ニューヨークのスタートアップ企業に勤める女性3人もセクハラ被害にあったと訴えている。米国のハイテク業界に勤める女性たちが、業界内で起こっているセクハラについて告白しはじめている(写真:Sasha Maslov/The New York Times)

20人以上の女性が証言

最初は語る人も少なく、おそるおそるだったが、やがて多くの女性が次々と話し出した。

ある女性起業家は、シリコンバレーのベンチャーキャピタリストの下で働こうとしていたときに、どのように彼から誘いを受けたかを語った。彼女が誘いを断ると仕事の話はなくなったという。別の女性起業家はある投資家から送られてきたメッセージを見せてくれたが、それは次第に性的なものになっていった。また、オンライン・コミュニティを運営する女性CEOは、ある投資家から資金を調達しようとしていたときに、性差別的な内容を数えきれないほど言われたと話した。

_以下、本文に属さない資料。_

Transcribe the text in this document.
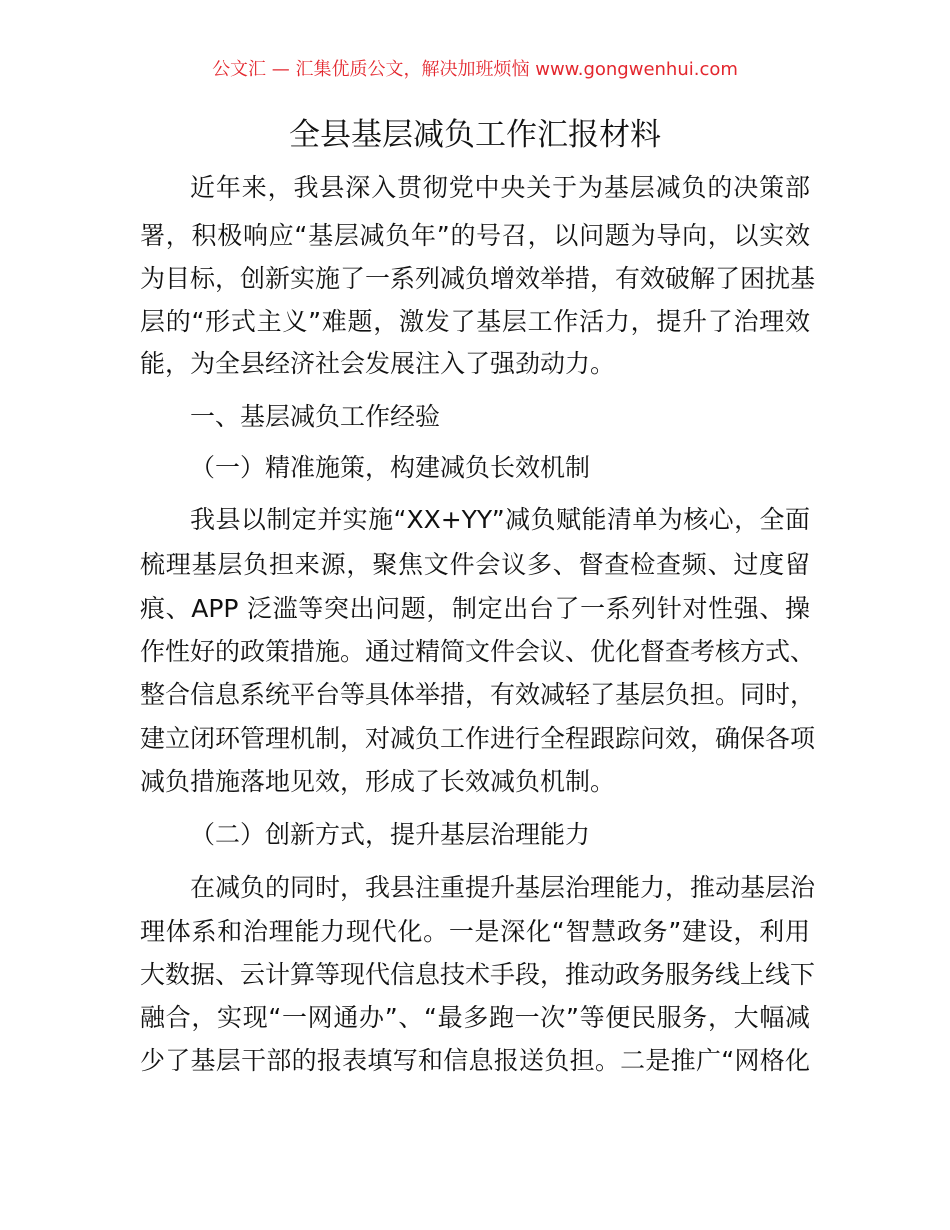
公文汇 — 汇集优质公文，解决加班烦恼 www.gongwenhui.com
全县基层减负工作汇报材料
近年来，我县深入贯彻党中央关于为基层减负的决策部
署，积极响应“基层减负年”的号召，以问题为导向，以实效
为目标，创新实施了一系列减负增效举措，有效破解了困扰基
层的“形式主义”难题，激发了基层工作活力，提升了治理效
能，为全县经济社会发展注入了强劲动力。
一、基层减负工作经验
（一）精准施策，构建减负长效机制
我县以制定并实施“XX+YY”减负赋能清单为核心，全面
梳理基层负担来源，聚焦文件会议多、督查检查频、过度留
痕、APP 泛滥等突出问题，制定出台了一系列针对性强、操
作性好的政策措施。通过精简文件会议、优化督查考核方式、
整合信息系统平台等具体举措，有效减轻了基层负担。同时，
建立闭环管理机制，对减负工作进行全程跟踪问效，确保各项
减负措施落地见效，形成了长效减负机制。
（二）创新方式，提升基层治理能力
在减负的同时，我县注重提升基层治理能力，推动基层治
理体系和治理能力现代化。一是深化“智慧政务”建设，利用
大数据、云计算等现代信息技术手段，推动政务服务线上线下
融合，实现“一网通办”、“最多跑一次”等便民服务，大幅减
少了基层干部的报表填写和信息报送负担。二是推广“网格化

その後に起こったことも、同様に気持ちを害されるものだったと女性たちは言う。セクハラを行った投資家の会社や社員に話しても、たいていは無視されるか、たいしたことではないように扱われたのだ。公表したらここにはいられないと、警告されもした。

だが、リスクを承知のうえで話すことを決めた女性たちが現われた。20人を優に超えるテクノロジー系スタートアップ業界の女性たちが、セクハラを受けたことを本紙に語ったのだ。そのうち10人はかかわった投資家の名前を挙げ、多くが裏付けとなるメッセージやメールを提示した。挙がった名前の中には、ロウアーケース・キャピタルのクリス・サッカや、500スタートアップスのデイブ・マクルーアら、著名ベンチャーキャピタリストの名前も含まれていた。2人は女性たちの説明に異議を唱えなかった。